En las universidades públicas estatales ocurre algo semejante, aunque bajo otra escala y naturaleza institucional. En la UAS, la llamada jubilación dinámica se convirtió en una prestación adicional que se paga con recursos universitarios. El problema no apareció de repente: creció conforme aumentó el número de jubilados y se prolongó la expectativa de vida, mientras la institución continúa utilizando su presupuesto ordinario para cubrir una obligación que requiere una fuente financiera permanente. El estudio actuarial de la SEP no inventó esa realidad; simplemente puso números al futuro de una obligación que ya existía.
La lección de Pemex y CFE detalla que una obligación pensionaria no desaparece porque se posponga su solución. Cuando no existe un fondo suficiente, el costo termina trasladándose al presupuesto corriente, reduciendo el margen para invertir, mantener infraestructura, mejorar salarios, ampliar servicios o cumplir con la función sustantiva de cada institución. En una universidad, el riesgo es particularmente delicado: cada peso que absorbe una obligación jubilatoria sin financiamiento suficiente es un peso que deja de estar disponible para aulas, investigación, laboratorios, tecnología y estudiantes.
Por eso la discusión sobre el pago de la jubilación dinámica de la UAS debe salir del terreno de las consignas.

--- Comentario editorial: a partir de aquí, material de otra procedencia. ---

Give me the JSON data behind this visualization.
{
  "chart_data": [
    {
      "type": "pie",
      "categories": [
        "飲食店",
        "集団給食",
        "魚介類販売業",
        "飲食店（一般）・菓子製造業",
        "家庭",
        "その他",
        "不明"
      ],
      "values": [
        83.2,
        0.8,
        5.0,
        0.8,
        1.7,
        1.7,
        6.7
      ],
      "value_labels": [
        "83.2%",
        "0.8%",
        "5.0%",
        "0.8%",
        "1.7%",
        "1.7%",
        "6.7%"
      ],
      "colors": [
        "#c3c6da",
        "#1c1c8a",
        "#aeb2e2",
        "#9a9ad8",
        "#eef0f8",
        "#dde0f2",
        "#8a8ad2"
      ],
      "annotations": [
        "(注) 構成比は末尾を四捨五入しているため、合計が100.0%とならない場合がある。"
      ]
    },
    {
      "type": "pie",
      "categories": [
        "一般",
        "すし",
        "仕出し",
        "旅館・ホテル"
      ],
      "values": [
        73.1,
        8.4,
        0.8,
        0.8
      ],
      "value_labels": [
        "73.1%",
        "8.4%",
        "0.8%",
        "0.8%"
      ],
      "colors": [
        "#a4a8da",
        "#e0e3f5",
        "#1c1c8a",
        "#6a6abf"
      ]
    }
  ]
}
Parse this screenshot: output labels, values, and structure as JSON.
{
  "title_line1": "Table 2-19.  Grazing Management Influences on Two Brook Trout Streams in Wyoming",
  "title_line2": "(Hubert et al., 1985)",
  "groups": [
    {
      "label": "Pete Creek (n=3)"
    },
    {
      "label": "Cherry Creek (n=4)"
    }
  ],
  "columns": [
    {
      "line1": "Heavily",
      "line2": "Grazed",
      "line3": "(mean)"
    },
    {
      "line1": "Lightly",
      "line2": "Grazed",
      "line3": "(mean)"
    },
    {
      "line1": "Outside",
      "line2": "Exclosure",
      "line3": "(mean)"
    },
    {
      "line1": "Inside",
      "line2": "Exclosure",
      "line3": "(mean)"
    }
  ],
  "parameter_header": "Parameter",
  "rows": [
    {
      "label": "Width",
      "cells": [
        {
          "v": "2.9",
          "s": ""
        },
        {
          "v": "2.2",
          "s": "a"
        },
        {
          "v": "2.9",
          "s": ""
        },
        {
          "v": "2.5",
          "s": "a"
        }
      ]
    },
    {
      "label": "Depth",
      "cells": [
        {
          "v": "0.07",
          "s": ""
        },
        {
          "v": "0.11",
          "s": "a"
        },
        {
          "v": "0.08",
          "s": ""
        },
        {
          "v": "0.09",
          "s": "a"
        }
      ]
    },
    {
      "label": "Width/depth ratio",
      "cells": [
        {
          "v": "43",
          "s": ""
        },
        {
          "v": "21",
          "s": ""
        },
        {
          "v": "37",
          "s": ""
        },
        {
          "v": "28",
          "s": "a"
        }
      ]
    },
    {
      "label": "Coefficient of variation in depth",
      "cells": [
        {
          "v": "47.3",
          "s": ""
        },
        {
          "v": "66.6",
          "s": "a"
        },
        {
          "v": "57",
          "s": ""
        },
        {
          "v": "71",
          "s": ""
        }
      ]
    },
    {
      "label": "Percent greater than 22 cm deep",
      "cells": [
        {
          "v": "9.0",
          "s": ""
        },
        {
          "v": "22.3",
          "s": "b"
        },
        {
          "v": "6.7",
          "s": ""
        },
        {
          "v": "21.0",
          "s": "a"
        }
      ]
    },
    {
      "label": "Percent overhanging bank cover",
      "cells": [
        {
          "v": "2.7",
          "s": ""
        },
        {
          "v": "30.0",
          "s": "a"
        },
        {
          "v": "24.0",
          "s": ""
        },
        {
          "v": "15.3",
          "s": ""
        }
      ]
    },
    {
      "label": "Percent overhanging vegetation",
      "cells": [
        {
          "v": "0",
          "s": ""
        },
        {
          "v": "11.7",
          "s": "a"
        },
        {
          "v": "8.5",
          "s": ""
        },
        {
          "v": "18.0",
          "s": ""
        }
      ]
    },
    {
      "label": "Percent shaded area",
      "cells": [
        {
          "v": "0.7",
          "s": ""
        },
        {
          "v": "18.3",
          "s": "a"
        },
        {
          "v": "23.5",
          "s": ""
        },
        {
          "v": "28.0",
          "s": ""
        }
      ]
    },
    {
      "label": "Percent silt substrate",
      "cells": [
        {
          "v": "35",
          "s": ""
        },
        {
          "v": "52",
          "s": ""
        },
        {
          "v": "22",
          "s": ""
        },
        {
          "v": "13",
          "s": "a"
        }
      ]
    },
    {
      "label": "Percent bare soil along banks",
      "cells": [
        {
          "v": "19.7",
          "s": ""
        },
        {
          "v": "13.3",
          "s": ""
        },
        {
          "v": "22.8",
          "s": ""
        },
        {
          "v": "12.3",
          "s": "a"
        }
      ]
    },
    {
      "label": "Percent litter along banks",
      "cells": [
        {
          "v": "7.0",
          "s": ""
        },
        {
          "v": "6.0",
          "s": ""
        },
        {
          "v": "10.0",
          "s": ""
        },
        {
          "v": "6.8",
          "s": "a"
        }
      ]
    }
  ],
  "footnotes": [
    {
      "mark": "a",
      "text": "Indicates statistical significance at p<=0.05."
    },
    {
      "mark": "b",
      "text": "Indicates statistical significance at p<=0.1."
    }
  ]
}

No se trata de desconocer los años de servicio de los jubilados ni de negar las prestaciones que jurídicamente correspondan, sino de determinar quién y cómo debe financiar una obligación adicional durante las próximas décadas. El Fideicomiso Pro-Jubilación responde precisamente a esa necesidad: construir una reserva financiera y distribuir la responsabilidad para evitar que todo el costo siga recayendo sobre el presupuesto ordinario de la Universidad. La solución tampoco puede ser exclusivamente universitaria: el Estado mexicano debe asumir su corresponsabilidad en el financiamiento de la educación superior y en la atención de los pasivos históricos que se acumularon bajo un modelo que durante décadas fue tolerado.
La experiencia de Pemex, CFE y las universidades deja la advertencia en el sentido de que los sistemas pensionarios sin fondeo suficiente terminan asfixiando a las instituciones que los sostienen. El problema no es el jubilado; el problema es un modelo que permitió crecer obligaciones sin crear reservas proporcionales para pagarlas. Corregirlo no significa abandonar a quienes ya cumplieron con su vida laboral, sino impedir que el costo del pasado termine destruyendo las instituciones que deben garantizar el futuro.